The Fortunate Isles opens with the entrance of Johphiel, "an airy spirit" who is supposedly "the intelligence of Jupiter's sphere." Johphiel has a long conversation with Merefool, "a melancholic student," which involves much material on the then-new and controversial subject of "the brethren of the Rosy Cross." Jonson devotes this masque to his skeptical and satirical view of the Rosicrucians, just as he had taken a similarly jaundiced view of alchemy in his masque of the previous decade, Mercury Vindicated from the Alchemists (1615).

A more specifically English cast to the masque comes with the introduction of the two poets John Skelton and Henry Scogan. The English theme is stronger in the anti-masque, which, in addition to generic figures ("four knaves"), introduces the figures of Mary Ambree, Elinor Rumming, Long Meg of Westminster, and Tom Thumb. Later come the stereotypical mythological figures of the masque form – in this case, the minor sea gods Proteus, Portunus, and Saron. Inigo Jones's staging featured a floating and moving island (another element that would have appeared in the cancelled masque of the previous year).

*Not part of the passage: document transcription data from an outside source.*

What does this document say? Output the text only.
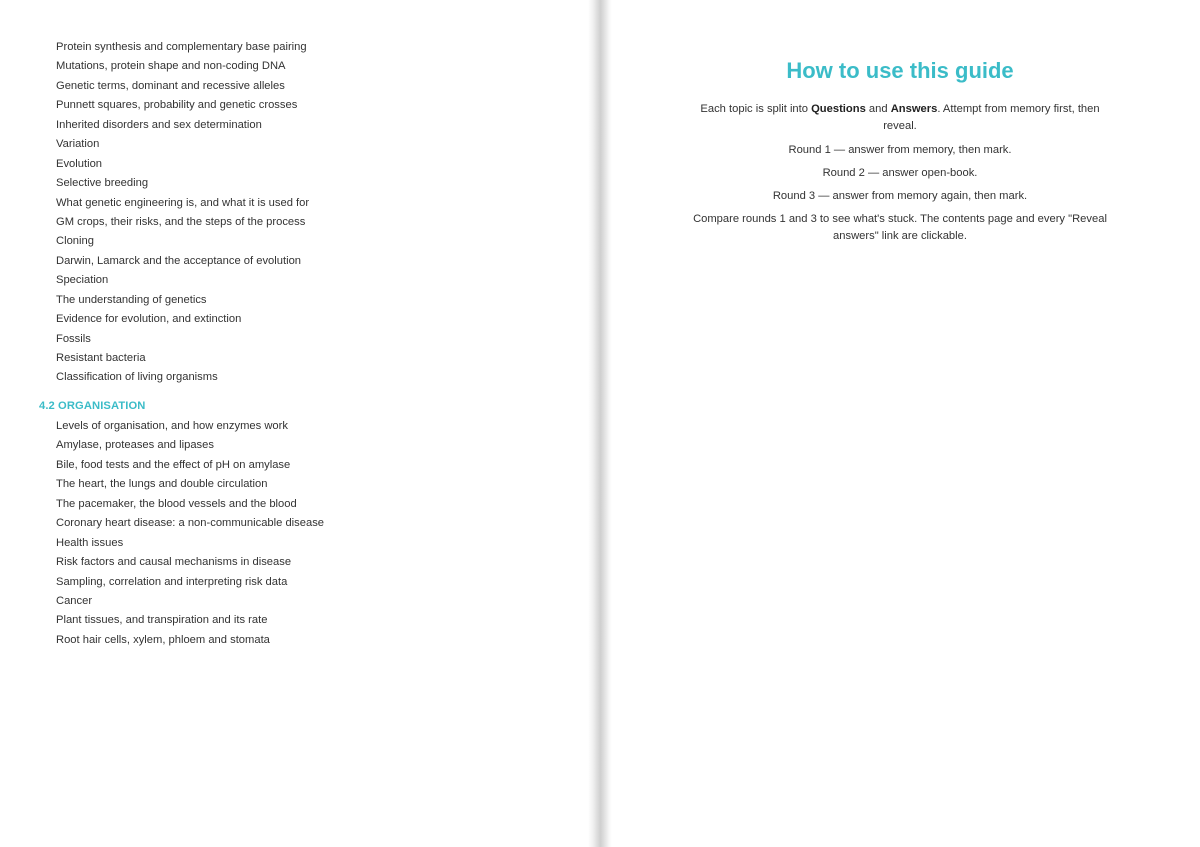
Protein synthesis and complementary base pairing
Mutations, protein shape and non-coding DNA
Genetic terms, dominant and recessive alleles
Punnett squares, probability and genetic crosses
Inherited disorders and sex determination
Variation
Evolution
Selective breeding
What genetic engineering is, and what it is used for
GM crops, their risks, and the steps of the process
Cloning
Darwin, Lamarck and the acceptance of evolution
Speciation
The understanding of genetics
Evidence for evolution, and extinction
Fossils
Resistant bacteria
Classification of living organisms
4.2 ORGANISATION
Levels of organisation, and how enzymes work
Amylase, proteases and lipases
Bile, food tests and the effect of pH on amylase
The heart, the lungs and double circulation
The pacemaker, the blood vessels and the blood
Coronary heart disease: a non-communicable disease
Health issues
Risk factors and causal mechanisms in disease
Sampling, correlation and interpreting risk data
Cancer
Plant tissues, and transpiration and its rate
Root hair cells, xylem, phloem and stomata
How to use this guide

Each topic is split into Questions and Answers. Attempt from memory first, then reveal.

Round 1 — answer from memory, then mark.

Round 2 — answer open-book.

Round 3 — answer from memory again, then mark.

Compare rounds 1 and 3 to see what's stuck. The contents page and every "Reveal answers" link are clickable.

Though The Fortunate Isles was the major entertainment of the 1624-25 Christmas season at the Stuart Court, Jonson did not hesitate to re-cycle some lyrical passages from the previous year's masque, Neptune's Triumph for the Return of Albion, which had been cancelled due to Court scheduling controversies. (Jonson would re-use other material from Neptune's Triumph for his next stage play, The Staple of News.)

==Sources==
For source material for his text, Jonson relied upon the Speculum Sophicum Rhodostauroticum of Teophilus Schweigardt (1618) and the Artis Kabbalisticae of Pierre Morestel (1621). The name Johphiel derives from Cornelius Agrippa's De Occulta Philosophia (later translated to English under the title Three Books of Occult Philosophy).

==Publication==
The text of The Fortunate Isles was published in quarto soon after its performance in 1625. The quarto is dated "1624," since prior to 1751 the English started the New Year on 25 March. [See: Old Style and New Style dates.] The masque was reprinted in the second folio collection of Jonson's works in 1641, and in subsequent editions of the collected works.